🤖 AI Summary
Existing end-to-end speech generation methods suffer from two key limitations: (1) autoregressive generation of text and speech tokens lacks synchronous modeling, and (2) cross-modal alignment is coarse-grained and weakly semantic-aware. To address these, we propose OmniDRCA—the first foundational model enabling parallel speech-text joint autoregressive generation. Its core innovations are: (1) a dual-resolution speech representation—integrating frame-level precision with semantic-level abstraction—and (2) a contrastive learning–driven fine-grained cross-modal alignment mechanism that explicitly enforces semantic consistency between speech and text. Evaluated on Spoken Question Answering, OmniDRCA establishes new state-of-the-art performance for parallel joint generation, significantly outperforming prior approaches.
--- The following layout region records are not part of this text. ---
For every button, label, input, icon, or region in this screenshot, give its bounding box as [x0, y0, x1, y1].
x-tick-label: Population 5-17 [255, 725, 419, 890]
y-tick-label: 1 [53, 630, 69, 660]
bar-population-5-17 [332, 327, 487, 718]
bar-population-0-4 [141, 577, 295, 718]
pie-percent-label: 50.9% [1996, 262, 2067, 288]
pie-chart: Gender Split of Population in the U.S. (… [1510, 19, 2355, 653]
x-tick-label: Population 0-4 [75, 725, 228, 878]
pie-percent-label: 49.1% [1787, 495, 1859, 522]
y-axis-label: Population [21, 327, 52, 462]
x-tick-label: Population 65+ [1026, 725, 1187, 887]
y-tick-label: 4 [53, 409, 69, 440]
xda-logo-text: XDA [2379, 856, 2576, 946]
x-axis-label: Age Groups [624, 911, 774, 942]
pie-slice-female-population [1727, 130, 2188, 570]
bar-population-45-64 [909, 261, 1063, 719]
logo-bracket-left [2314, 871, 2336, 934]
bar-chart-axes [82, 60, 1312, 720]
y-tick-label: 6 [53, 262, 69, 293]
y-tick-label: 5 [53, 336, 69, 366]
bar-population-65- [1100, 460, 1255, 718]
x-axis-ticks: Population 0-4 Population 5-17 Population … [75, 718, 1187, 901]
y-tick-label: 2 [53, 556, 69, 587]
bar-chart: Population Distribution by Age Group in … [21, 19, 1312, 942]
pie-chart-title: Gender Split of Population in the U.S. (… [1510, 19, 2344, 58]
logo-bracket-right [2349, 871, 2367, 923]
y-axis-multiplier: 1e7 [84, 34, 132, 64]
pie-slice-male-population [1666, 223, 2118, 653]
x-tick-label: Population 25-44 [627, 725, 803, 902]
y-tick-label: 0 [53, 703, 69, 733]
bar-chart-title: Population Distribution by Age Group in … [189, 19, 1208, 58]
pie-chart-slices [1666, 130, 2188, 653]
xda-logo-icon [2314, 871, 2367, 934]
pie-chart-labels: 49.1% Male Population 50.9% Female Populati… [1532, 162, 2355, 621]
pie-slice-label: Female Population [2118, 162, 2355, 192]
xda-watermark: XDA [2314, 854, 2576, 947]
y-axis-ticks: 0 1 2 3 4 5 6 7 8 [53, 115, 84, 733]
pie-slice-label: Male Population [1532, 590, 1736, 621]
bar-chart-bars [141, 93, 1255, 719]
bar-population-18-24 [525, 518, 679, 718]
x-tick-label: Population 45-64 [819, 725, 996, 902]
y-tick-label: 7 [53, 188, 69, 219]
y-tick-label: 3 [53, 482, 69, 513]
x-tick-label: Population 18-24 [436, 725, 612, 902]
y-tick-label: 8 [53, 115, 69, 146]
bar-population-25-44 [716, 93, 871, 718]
Moreover, it demonstrates strong scalability toward full-duplex conversational systems, supporting real-time, bidirectional interaction with minimal latency.
📝 Abstract
Recent studies on end-to-end speech generation with large language models (LLMs) have attracted significant community attention, with multiple works extending text-based LLMs to generate discrete speech tokens. Existing approaches primarily fall into two categories: (1) Methods that generate discrete speech tokens independently without incorporating them into the LLM's autoregressive process, resulting in text generation being unaware of concurrent speech synthesis. (2) Models that generate interleaved or parallel speech-text tokens through joint autoregressive modeling, enabling mutual modality awareness during generation. This paper presents OmniDRCA, a parallel speech-text foundation model based on joint autoregressive modeling, featuring dual-resolution speech representations and contrastive cross-modal alignment. Our approach processes speech and text representations in parallel while enhancing audio comprehension through contrastive alignment. Experimental results on Spoken Question Answering benchmarks demonstrate that OmniDRCA establishes new state-of-the-art (SOTA) performance among parallel joint speech-text modeling based foundation models, and achieves competitive performance compared to interleaved models. Additionally, we explore the potential of extending the framework to full-duplex conversational scenarios.